Novelty of the approach:
    Clarification regarding the needs and/or current typical workflows including typical solutions or workarounds (as suggested above) would emphasise the novelty of the presented approach.
    The article would benefit from paragraph in section 3 (methodology) contrasting the presented solution for metadata conventions with competing popular approaches based on semantic web technologies or schemas. At least some assessment on how the approach addresses selected aspects of the FAIR principles would be much appreciated.

Software architecture and usage:
    The article is very unclear as to how a user of the tool interfaces with the introduced metadata conventions, or how the metadata validators are defined or implemented, as well as what their scope and limitations are.
    Which workflow steps / user interface features are metadata aware, in which way? My best guess is, the example dataset references h5 dimension scales (a hdf5 feature that allows automatic translation of dataset indices to numeric information, e.g. spatial or temporal, about the "grid" of the dataset) which are then described by standard metadata to provide information about physical quantities and units for plotting (or maybe consistency checks)?

Since the available documentation is very comprehensive and detailed already, the article could leverage this by addressing those open questions concisely where appropriate and pointing to more detailed explanations in the form of such supplementary material via a clear reference / link if needed.

Additional notes (c.f. https://www.inggrid.org/site/reviewerguidelines/)

Software Review Requirements:
    The software code is deposited to a repository. The code is open to be accessed, viewed, browsed and cloned anonymously.
    The repository contains a README file explaining installation procedure, dependencies as well as purpose, scope and usage. The installation procedure is automated via pip.   
    Instructions on how to contribute to the project is included in the repository. It references instructions regarding docstrings, docs and tests.
    The software submission does not depend on proprietary software.
    Installation instructions clearly and comprehensively detail all required dependencies, including required version numbers. Python specific standard automated dependency management tooling is used.
    The software code complies with formal standards regarding commenting, formatting conventions, coding standards and structure. It is easily readable and makes use of community or language-accepted common code structures.
    The repository uses version control.
    The repository allows issue tracking and submission of issues.
    The software adopts automated tests.

    A working example of the software is included via documentation of the software repository. Required minimal example data (convention file) is provided via external data repositories (zenodo), manual download and adaption of the software example is necessary due to changes in zenodos API (zsearch.search_doi() behaviour is affected by this).
    The software is NOT described by metadata using a formal, accessible, shared, and broadly applicable language for knowledge representation (cf. https: //codemeta.github.io/). Some metadata is provided however via the setup.cfg file.
    The software is licensed under an Open Source license (CC-BY). The repository contains a plain text licensing file. It includes copyright and licensing statements of third-party software (gitbutler?) that are legally bundled with the code in compliance with the conditions of those licenses. It does NOT however refer to the CC-BY license used for the submission. The github page refers to a MIT license.
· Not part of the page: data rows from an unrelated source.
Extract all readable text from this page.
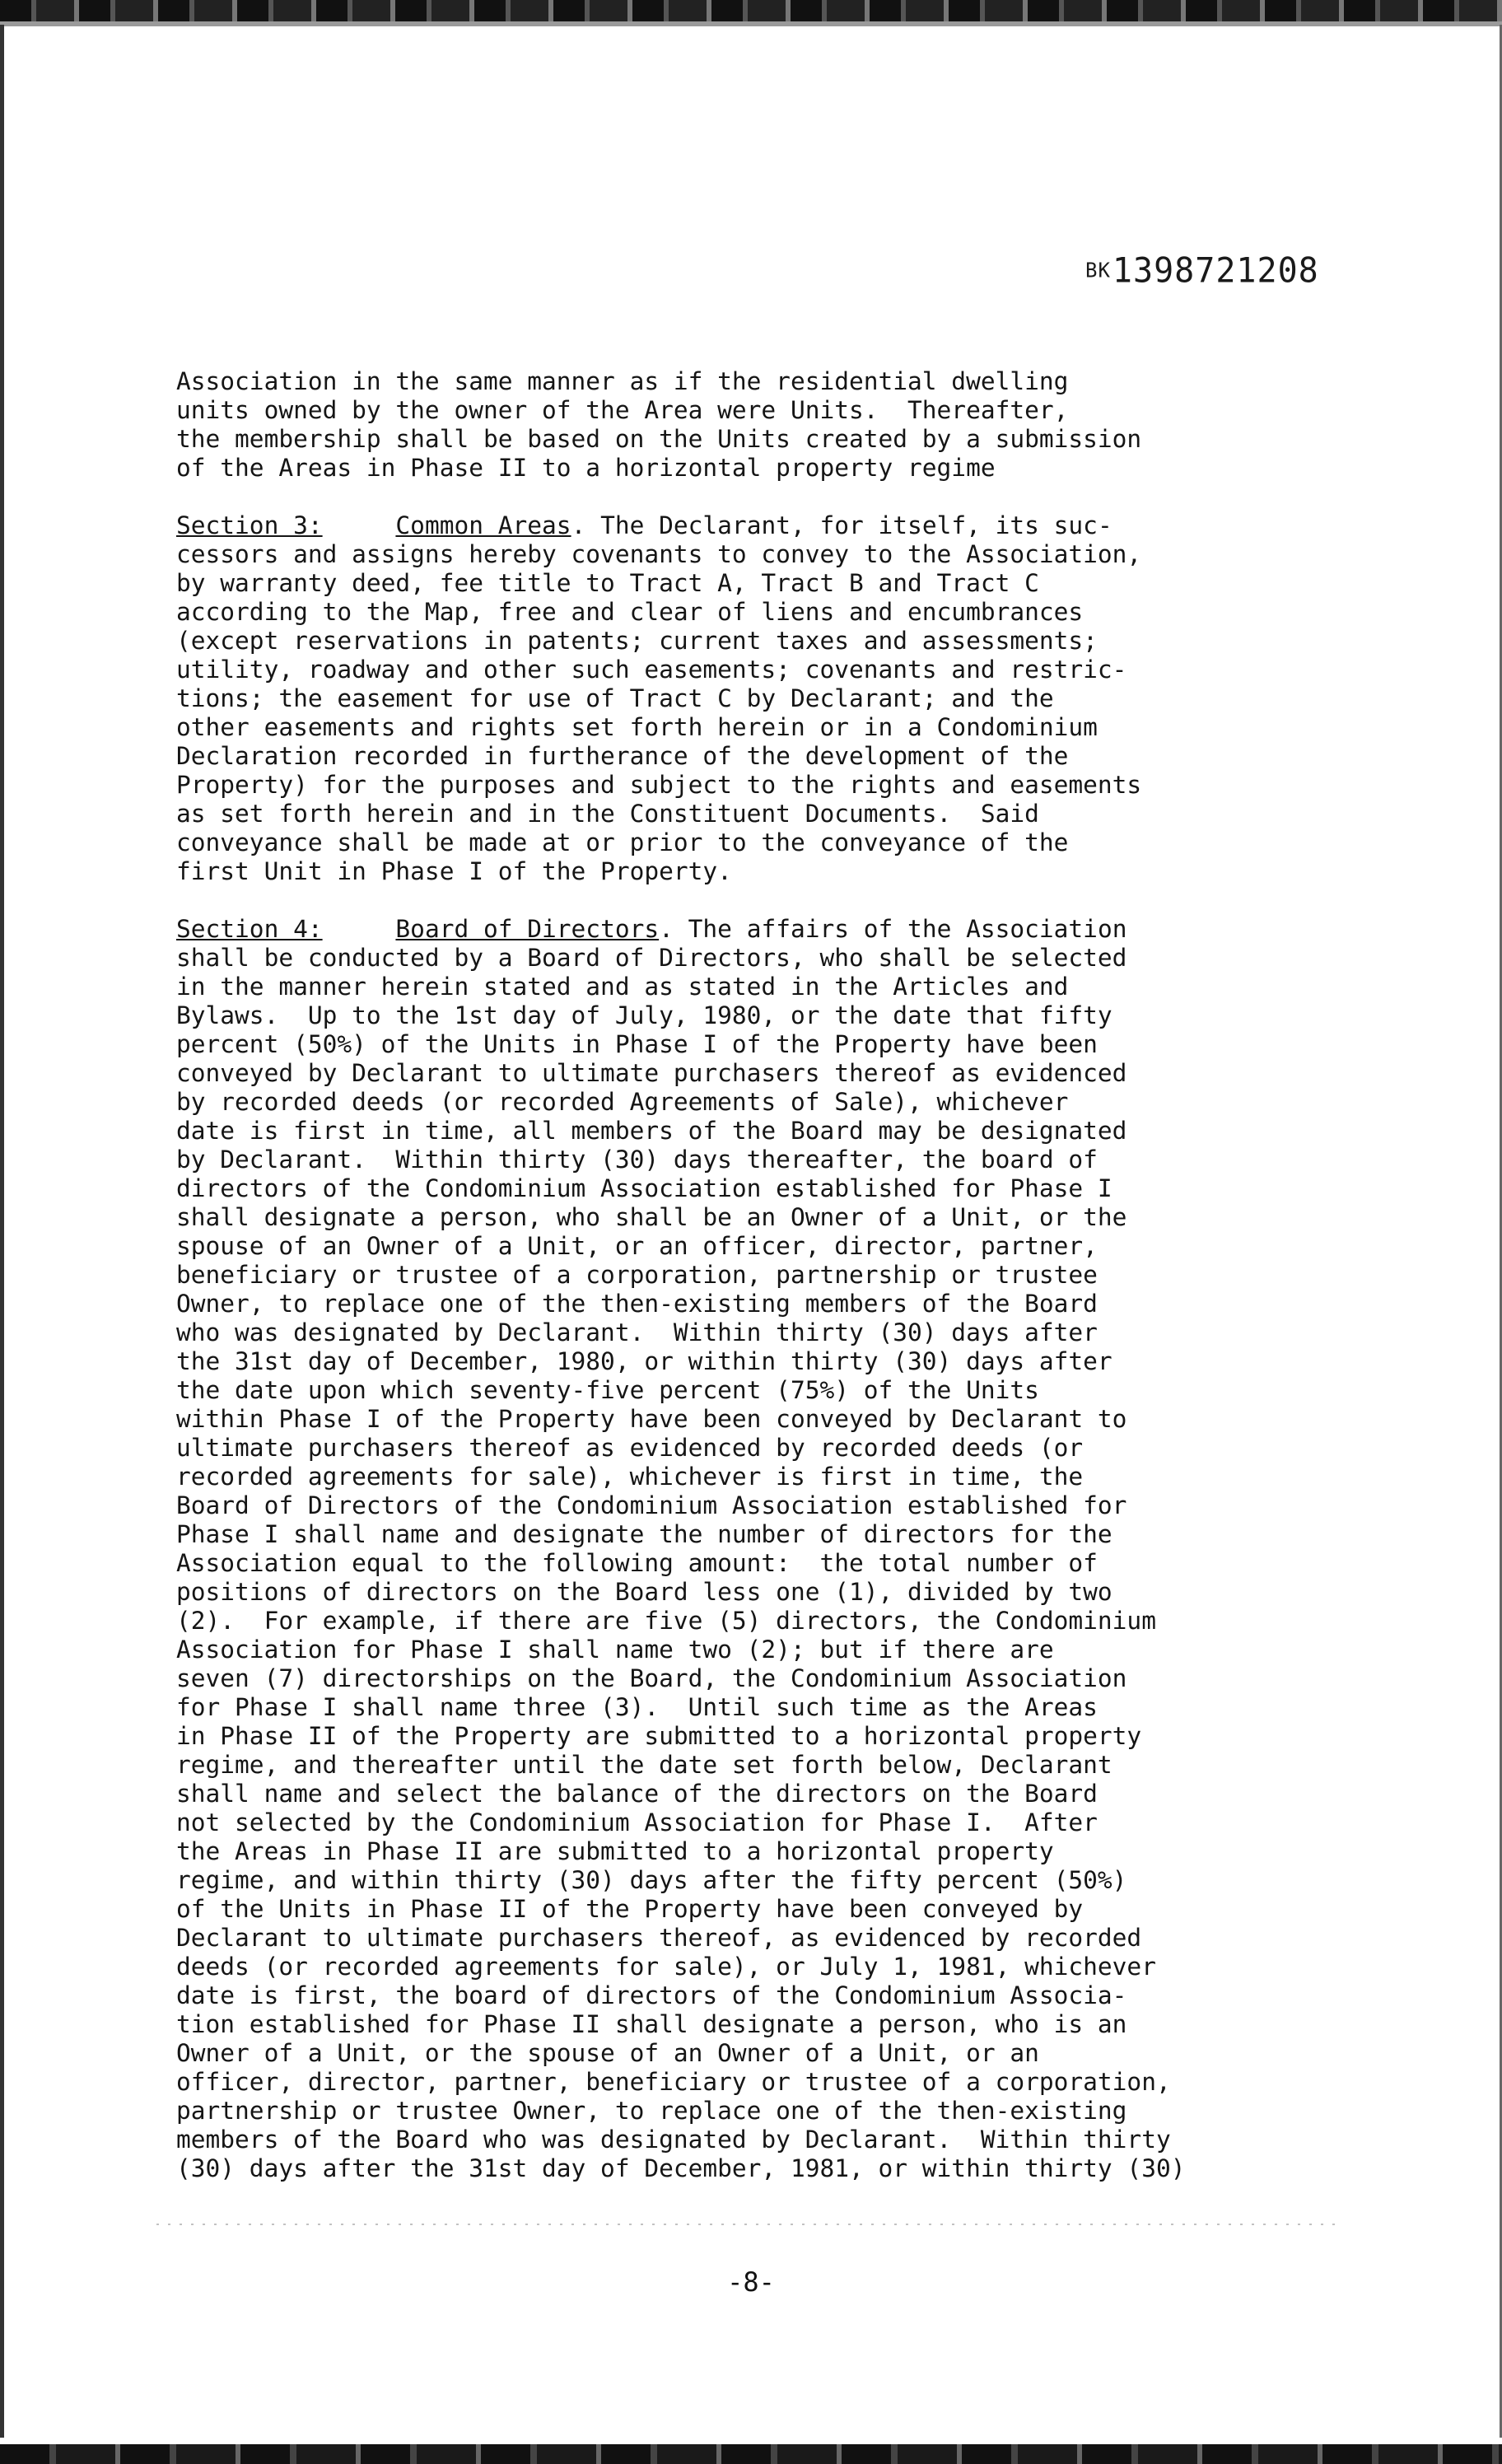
BK1398721208
Association in the same manner as if the residential dwelling
units owned by the owner of the Area were Units.  Thereafter,
the membership shall be based on the Units created by a submission
of the Areas in Phase II to a horizontal property regime
Section 3:	Common Areas. The Declarant, for itself, its suc-
cessors and assigns hereby covenants to convey to the Association,
by warranty deed, fee title to Tract A, Tract B and Tract C
according to the Map, free and clear of liens and encumbrances
(except reservations in patents; current taxes and assessments;
utility, roadway and other such easements; covenants and restric-
tions; the easement for use of Tract C by Declarant; and the
other easements and rights set forth herein or in a Condominium
Declaration recorded in furtherance of the development of the
Property) for the purposes and subject to the rights and easements
as set forth herein and in the Constituent Documents.  Said
conveyance shall be made at or prior to the conveyance of the
first Unit in Phase I of the Property.
Section 4:	Board of Directors. The affairs of the Association
shall be conducted by a Board of Directors, who shall be selected
in the manner herein stated and as stated in the Articles and
Bylaws.  Up to the 1st day of July, 1980, or the date that fifty
percent (50%) of the Units in Phase I of the Property have been
conveyed by Declarant to ultimate purchasers thereof as evidenced
by recorded deeds (or recorded Agreements of Sale), whichever
date is first in time, all members of the Board may be designated
by Declarant.  Within thirty (30) days thereafter, the board of
directors of the Condominium Association established for Phase I
shall designate a person, who shall be an Owner of a Unit, or the
spouse of an Owner of a Unit, or an officer, director, partner,
beneficiary or trustee of a corporation, partnership or trustee
Owner, to replace one of the then-existing members of the Board
who was designated by Declarant.  Within thirty (30) days after
the 31st day of December, 1980, or within thirty (30) days after
the date upon which seventy-five percent (75%) of the Units
within Phase I of the Property have been conveyed by Declarant to
ultimate purchasers thereof as evidenced by recorded deeds (or
recorded agreements for sale), whichever is first in time, the
Board of Directors of the Condominium Association established for
Phase I shall name and designate the number of directors for the
Association equal to the following amount:  the total number of
positions of directors on the Board less one (1), divided by two
(2).  For example, if there are five (5) directors, the Condominium
Association for Phase I shall name two (2); but if there are
seven (7) directorships on the Board, the Condominium Association
for Phase I shall name three (3).  Until such time as the Areas
in Phase II of the Property are submitted to a horizontal property
regime, and thereafter until the date set forth below, Declarant
shall name and select the balance of the directors on the Board
not selected by the Condominium Association for Phase I.  After
the Areas in Phase II are submitted to a horizontal property
regime, and within thirty (30) days after the fifty percent (50%)
of the Units in Phase II of the Property have been conveyed by
Declarant to ultimate purchasers thereof, as evidenced by recorded
deeds (or recorded agreements for sale), or July 1, 1981, whichever
date is first, the board of directors of the Condominium Associa-
tion established for Phase II shall designate a person, who is an
Owner of a Unit, or the spouse of an Owner of a Unit, or an
officer, director, partner, beneficiary or trustee of a corporation,
partnership or trustee Owner, to replace one of the then-existing
members of the Board who was designated by Declarant.  Within thirty
(30) days after the 31st day of December, 1981, or within thirty (30)
-8-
Software Descriptor Requirements:
    Version number of the code: Missing
    State of the art and novelty of the approach: See detailed comments.
    Software license: Open licenses are referenced, see above.
    Statement of need: Addressed on a very general level in Introduction, addressed somewhat in section 2.
    Purpose and scope/limits of the application: See detailed comments.
    Utility of the software: See detailed comments.
    User notes: See detailed comments.
    Sample data availability and reference to related datasets: Not that clear, embedded in quickstart notebook.
    Conflicts of interest: No Statement available.

    Code listings do not have captions, their line numbering conflicts with the line numbering of the overall document (maybe this is a preprint / template issue?).